As a child growing up in a liturgical church, I somehow absorbed the notion that God the Father was the austere, angry God of the Old Testament, while Jesus was the gentler, kinder God of the New Testament. You may laugh, but sadly, many adult believers have the same concept of God, although they might not realize it. In addition, in today’s culture, so many people have grown up in broken or dysfunctional homes that the concept of “father” is not a warm and fuzzy thought.
God wants to restore to His Church a true image of Who He is as Father, and in the process, also restore to the family unit an image of godly fatherhood. He is the best of fathers, and even those who have not had a good earthly father can be healed by His love and enjoy their relationship with God as their Father.
The light bulb came on for me about God the Father’s true nature as I read Hebrews 1:3: “[Jesus] being the brightness of his [God's] glory and the express image of his person….” That term “express image” means an exact stamp, and when I got hold of the revelation that Jesus is a carbon copy of His Father, my whole perspective on Who God the Father is changed.
Jesus said the same thing. In John 14:8-11, Philip asked Jesus to reveal the Father to the disciples. Jesus responded, “Have I been such a long time with you, and yet you have not known me, Philip? He who has seen me has seen the Father. … Don’t you believe that I am in the Father, and the Father in me? The words that I speak to you I do not speak of myself, but the Father who dwells in me, he does the works.” At an earlier time, Jesus had said, “I and my Father are one” (John 10:30). We have to get this somehow: everything good that we know about Jesus — His mercy, kindness, patience, love — is equally true of the Father. He is not a vindictive God sitting up in heaven, waiting for us to do something wrong so that He can clobber us. Father loves us.
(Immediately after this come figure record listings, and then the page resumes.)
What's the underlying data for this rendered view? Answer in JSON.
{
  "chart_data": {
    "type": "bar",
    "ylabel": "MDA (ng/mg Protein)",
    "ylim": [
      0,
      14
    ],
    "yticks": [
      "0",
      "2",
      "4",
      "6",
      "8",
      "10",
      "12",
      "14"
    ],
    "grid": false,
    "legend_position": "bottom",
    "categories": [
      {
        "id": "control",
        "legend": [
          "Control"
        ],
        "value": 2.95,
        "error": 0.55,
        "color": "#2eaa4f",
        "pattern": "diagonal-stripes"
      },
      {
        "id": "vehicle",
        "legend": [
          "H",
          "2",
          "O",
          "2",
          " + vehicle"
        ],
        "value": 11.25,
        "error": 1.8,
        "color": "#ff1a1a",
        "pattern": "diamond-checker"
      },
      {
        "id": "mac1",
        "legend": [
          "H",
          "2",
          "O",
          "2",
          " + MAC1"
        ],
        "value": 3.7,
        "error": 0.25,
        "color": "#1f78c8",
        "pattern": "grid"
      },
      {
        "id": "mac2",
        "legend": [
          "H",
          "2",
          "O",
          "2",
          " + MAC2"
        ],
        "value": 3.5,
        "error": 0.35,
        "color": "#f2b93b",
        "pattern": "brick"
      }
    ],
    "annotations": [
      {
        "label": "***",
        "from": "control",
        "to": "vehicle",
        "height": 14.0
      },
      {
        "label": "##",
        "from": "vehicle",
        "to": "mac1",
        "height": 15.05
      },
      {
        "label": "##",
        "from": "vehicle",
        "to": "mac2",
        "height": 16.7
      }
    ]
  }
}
There are some who have a hard time with the idea that a loving heavenly Father would actually send His own dear Son to such a cruel death as the cross. What they have missed is that Jesus willingly “for the joy set before him endured the cross” (Hebrews 12:2). What joy? The joy of having us forever with Him and the joy of the greater glory such an unthinkable sacrifice would accomplish.
The plan of salvation was mutually agreed upon between Father and Son before the worlds were created (Ephesians 1:4, 5 and 1 Peter 1:19, 20). We must understand that a higher love than we humans are capable of was demonstrated by both the Father and the Son — a love that caused Them both to make the ultimate sacrifice so that man, the undeserving creation, could be redeemed into everlasting fellowship with God once again. John 3:16 has become so familiar that we gloss over the profound depths of what it is saying. “For God so loved the world, that he gave his only begotten Son.”
The Father is love, beyond all that we are capable of fathoming.